Deixaram para trás as suas terras, as suas casas, as suas vidas.

Os seus homens. Maridos, filhos, pais. Os homens ficaram, para combater. Algumas mulheres também. Para defender aquilo em que acreditam. Acima de tudo, para defender a liberdade.

A liberdade que um homem, um povo, têm para escolher o seu caminho.

A liberdade que um país soberano tem para escolher ser democrático, liberal, e não viver submisso, controlado, sob “esferas de influência” e esmagado pelas botas opressoras seja de quem for.

É ridículo o argumento de que a Rússia se sentia ameaçada, acossada, pela mera hipótese de alargamento da NATO à Ucrânia. Isso ameaçaria a Rússia em quê, exatamente? Será que a malvada NATO iria, a seguir, invadir Moscovo e lançar os tanques de guerra até aos confins do Kamchatka?

Quem é que, com um mínimo de bom senso, acha este argumento da “ameaça” entendível?

Não é a NATO que Putin não pode admitir nas suas fronteiras. O que o facínora russo não consegue aceitar é que, às portas da Rússia, prosperem democracias liberais, haja espaço para todas as liberdades, vivam pessoas donas do seu próprio destino, nações que escolhem o que querem ser com base na vontade do seu povo.

E nós, o que não podemos continuar a admitir é que, em pleno século XXI, numa sociedade livre, tolerante, democrática, de liberdade, haja quem ainda procure justificar as invasões, as agressões, os mísseis, as bombas, a destruição, a guerra, a morte, com base em visões do mundo que provocaram calamidades, pobreza e sofrimento, sobretudo, e que deviam ter finado com a “glasnost”, a “perestroika” e a queda do muro de Berlim.
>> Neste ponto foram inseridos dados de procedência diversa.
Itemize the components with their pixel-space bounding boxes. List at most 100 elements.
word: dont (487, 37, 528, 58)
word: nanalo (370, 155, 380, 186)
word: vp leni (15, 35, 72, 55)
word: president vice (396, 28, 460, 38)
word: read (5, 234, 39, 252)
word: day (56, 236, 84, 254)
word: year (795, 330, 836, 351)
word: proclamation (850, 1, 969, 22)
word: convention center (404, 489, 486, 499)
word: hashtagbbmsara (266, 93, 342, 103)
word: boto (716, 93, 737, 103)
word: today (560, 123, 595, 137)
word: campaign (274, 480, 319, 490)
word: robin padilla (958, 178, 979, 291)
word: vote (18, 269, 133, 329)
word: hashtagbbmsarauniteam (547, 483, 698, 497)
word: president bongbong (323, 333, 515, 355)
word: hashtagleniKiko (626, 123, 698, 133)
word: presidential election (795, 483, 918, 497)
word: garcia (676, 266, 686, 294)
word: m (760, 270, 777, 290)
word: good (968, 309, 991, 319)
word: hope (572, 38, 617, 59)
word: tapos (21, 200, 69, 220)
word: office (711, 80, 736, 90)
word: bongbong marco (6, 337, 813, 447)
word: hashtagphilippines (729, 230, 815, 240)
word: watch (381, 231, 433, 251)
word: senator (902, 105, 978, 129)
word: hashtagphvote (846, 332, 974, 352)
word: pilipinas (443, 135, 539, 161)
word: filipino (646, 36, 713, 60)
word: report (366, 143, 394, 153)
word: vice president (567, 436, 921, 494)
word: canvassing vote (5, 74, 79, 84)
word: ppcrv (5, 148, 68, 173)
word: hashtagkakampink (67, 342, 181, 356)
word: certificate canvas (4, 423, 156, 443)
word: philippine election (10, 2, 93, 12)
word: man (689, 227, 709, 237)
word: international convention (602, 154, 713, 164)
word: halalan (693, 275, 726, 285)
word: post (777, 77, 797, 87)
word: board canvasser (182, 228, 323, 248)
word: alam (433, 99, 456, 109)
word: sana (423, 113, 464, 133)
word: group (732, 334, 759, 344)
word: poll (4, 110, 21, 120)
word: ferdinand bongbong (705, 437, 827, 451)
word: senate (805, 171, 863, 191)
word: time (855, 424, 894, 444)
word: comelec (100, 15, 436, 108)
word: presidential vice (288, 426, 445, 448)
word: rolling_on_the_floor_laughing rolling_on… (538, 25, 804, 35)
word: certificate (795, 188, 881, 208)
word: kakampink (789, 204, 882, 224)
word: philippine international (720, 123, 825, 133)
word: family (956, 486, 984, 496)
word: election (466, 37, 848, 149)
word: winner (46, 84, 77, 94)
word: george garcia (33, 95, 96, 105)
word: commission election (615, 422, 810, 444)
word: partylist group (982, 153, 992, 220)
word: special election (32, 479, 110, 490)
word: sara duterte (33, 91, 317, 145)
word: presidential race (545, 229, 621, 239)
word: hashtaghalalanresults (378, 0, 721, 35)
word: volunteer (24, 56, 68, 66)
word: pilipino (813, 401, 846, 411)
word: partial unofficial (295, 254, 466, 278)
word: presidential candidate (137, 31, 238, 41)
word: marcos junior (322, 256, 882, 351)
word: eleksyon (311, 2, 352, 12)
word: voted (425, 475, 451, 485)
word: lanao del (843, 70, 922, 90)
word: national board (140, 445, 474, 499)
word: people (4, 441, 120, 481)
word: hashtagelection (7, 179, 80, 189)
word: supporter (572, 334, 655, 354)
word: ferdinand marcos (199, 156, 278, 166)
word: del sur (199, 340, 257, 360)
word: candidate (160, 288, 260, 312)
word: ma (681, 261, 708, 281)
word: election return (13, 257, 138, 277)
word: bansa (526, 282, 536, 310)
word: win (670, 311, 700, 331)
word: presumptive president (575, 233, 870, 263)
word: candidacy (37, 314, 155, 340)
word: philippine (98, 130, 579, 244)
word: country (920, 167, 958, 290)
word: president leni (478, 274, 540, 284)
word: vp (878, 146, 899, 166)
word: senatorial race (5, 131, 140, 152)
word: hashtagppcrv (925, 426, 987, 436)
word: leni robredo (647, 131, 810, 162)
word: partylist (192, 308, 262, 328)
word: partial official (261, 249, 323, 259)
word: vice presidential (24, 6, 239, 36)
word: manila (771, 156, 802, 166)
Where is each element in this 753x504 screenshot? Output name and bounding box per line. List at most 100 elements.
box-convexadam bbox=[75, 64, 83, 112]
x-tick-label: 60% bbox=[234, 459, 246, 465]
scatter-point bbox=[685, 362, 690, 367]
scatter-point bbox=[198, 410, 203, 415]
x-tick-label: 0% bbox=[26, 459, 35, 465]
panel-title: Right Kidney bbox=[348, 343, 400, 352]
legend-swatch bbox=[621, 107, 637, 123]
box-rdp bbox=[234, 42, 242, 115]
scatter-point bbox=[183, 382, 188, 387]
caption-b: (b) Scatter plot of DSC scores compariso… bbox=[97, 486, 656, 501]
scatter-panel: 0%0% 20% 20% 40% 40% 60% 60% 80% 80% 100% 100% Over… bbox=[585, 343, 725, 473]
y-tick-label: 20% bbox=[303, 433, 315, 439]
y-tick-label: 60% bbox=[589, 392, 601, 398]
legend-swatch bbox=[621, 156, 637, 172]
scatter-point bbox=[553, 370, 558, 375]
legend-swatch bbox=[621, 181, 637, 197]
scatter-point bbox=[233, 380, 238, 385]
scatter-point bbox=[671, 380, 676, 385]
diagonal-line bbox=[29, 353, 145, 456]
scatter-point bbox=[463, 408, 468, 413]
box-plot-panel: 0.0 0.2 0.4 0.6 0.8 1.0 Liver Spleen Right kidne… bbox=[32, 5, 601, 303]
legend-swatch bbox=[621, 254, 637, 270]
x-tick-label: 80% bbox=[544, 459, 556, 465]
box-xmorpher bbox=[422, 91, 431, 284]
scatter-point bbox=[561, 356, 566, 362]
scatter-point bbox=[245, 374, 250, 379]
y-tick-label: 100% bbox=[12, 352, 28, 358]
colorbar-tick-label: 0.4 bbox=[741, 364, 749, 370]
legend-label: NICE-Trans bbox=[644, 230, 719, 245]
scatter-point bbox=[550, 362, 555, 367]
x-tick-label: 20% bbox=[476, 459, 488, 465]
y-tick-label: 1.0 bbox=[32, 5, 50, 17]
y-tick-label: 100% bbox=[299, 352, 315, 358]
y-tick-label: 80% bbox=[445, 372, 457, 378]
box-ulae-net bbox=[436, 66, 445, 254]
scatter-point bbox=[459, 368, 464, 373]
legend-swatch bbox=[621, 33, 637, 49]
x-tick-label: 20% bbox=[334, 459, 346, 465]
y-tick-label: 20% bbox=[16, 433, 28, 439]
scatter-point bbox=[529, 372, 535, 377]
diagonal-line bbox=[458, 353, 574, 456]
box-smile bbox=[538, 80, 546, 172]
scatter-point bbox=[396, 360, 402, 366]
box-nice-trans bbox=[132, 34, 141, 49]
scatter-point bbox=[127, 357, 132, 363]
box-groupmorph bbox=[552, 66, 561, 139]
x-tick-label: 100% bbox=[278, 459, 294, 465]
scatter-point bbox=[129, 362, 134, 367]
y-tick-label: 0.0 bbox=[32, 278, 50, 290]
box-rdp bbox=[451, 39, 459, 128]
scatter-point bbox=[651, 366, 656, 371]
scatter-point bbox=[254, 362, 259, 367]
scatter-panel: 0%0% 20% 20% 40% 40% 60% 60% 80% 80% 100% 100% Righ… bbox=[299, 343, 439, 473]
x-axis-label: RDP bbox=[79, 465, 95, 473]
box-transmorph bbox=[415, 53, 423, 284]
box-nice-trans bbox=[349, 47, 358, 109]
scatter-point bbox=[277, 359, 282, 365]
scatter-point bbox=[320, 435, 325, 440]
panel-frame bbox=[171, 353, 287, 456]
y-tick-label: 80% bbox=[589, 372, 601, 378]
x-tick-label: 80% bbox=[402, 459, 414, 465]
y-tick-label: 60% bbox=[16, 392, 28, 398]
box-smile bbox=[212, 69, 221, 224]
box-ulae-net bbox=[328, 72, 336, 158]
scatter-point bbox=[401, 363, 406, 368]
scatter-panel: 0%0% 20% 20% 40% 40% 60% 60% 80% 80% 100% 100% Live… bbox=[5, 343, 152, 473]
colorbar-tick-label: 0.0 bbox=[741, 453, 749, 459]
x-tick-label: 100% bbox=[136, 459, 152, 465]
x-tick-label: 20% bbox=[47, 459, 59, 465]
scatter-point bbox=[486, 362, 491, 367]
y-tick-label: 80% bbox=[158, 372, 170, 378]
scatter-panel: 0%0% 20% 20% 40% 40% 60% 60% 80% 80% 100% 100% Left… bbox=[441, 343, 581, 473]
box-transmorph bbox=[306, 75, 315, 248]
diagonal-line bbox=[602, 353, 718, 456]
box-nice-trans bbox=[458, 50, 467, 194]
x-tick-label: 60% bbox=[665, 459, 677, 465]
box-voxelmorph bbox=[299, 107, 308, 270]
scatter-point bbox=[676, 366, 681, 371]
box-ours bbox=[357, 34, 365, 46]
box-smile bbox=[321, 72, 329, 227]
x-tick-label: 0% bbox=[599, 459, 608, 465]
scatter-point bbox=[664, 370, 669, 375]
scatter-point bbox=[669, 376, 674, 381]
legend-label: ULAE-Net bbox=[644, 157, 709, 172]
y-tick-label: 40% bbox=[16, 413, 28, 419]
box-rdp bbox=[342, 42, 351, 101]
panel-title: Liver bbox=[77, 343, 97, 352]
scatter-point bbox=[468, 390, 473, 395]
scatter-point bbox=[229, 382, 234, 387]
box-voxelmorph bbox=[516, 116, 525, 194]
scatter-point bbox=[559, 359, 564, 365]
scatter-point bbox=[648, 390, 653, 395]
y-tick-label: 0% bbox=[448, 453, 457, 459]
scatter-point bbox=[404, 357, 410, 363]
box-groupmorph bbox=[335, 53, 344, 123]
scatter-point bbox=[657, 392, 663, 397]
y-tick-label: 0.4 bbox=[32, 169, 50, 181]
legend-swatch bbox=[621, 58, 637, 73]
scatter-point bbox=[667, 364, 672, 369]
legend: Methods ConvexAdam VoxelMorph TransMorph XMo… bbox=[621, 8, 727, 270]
Todos os argumentos que ainda se vão ouvindo na tentativa de procurar (inexistentes) justificações para o bárbaro e cruel ataque de Putin à Ucrânia fazem-me lembrar uma tragicomédia muito bem conseguida, o filme “Good Bye, Lenin”, em que um filho, para tentar preservar a mãe de novo ataque cardíaco, faz encenações magistrais para que a progenitora não perceba que o “bloco soviético” caiu enquanto ela estava em coma no hospital.

Putin é como este filho, quer fazer crer a mãe Rússia que o mundo ainda vive nos quadros mentais da guerra fria e do imperialismo russo e soviético. Mas não. Isso já não existe. Caiu. Como o muro.

E como o muro caiu, ninguém pode ficar em cima dele, sem escolher um lado.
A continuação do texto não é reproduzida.